Two follow-up studies were conducted to provide both a replication of the increase in the N1b response and to determine whether the return towards baseline over blocks was due to depotentiation induced by repeated post-tetanus baseline stimulation. Different blocks of baseline stimulation were omitted in experiments 2 and 3 to ensure that any effect seen was not due to temporal factors. In experiment 2, baseline stimulation during post-tetanus blocks 1 and 2 was omitted. In this experiment the N1b at electrodes contralateral to the field of stimulation resulted in an increased response relative to the pre-tetanus at blocks 3 and 4 (F1,10 = 4.79, P < 0.05; see Fig. 2C). This supports the hypothesis that the decline seen in experiment 1 was due to the depotentiating effects of baseline stimulation. The increase in the N1b potential in the hemisphere ipsilateral to the tetanus also reached significance (F1,10 = 7.01, P < 0.05), a trend which is apparent in the initial experiment but was not found to be statistically reliable. No reliable change was found during the no-tetanus condition (F < 1.0).

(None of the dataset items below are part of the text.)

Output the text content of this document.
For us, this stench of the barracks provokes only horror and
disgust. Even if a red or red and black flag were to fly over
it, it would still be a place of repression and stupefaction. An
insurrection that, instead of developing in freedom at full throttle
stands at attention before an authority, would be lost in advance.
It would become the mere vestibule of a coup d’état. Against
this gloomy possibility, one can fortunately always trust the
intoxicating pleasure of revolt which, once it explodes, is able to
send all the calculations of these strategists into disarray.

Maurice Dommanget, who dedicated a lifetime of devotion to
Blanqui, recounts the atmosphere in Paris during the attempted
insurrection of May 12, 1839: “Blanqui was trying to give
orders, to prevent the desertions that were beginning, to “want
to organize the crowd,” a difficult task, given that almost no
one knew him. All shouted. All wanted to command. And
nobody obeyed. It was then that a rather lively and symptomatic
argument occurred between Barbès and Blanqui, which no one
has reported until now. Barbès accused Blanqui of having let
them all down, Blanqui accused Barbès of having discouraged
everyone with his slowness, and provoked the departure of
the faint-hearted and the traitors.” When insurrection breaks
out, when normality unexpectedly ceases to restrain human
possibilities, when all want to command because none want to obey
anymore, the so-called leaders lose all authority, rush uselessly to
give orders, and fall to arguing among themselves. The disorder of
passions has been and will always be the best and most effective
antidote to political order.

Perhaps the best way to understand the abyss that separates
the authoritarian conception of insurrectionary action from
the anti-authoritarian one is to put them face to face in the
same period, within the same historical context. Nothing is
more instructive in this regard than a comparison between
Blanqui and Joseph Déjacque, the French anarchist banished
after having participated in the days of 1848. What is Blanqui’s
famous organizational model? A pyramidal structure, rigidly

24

In experiment 3, baseline stimulation during post-tetanus blocks 2 and 3 was omitted. A significant (F1,10 = 18.52, P < 0.05) increase in N1b amplitude was found in post-tetanus blocks 1 and 4 relative to the baseline, with no significant change in the no-tetanus condition (F < 1.0). However, although the N1b amplitude in the post-4 block was still of significantly larger amplitude than the baseline (F1,10 = 6.58; P < 0.05), it was also significantly reduced in amplitude relative to the post-1 block (F1,10 = 5.4; P < 0.05). These data suggest that the repetitive baseline stimulation at low rates, used to measure the VEP amplitudes, is in itself enough to depotentiate the response.

As in experiment 2, the N1b in the hemisphere ipsilateral to the tetanus was also significantly potentiated (F1,10 = 6.17; P < 0.05. Overall, these data suggest that, although seen most reliably in the contralateral hemisphere, the lateralized photic tetanus can potentiate the N1b across both hemispheres.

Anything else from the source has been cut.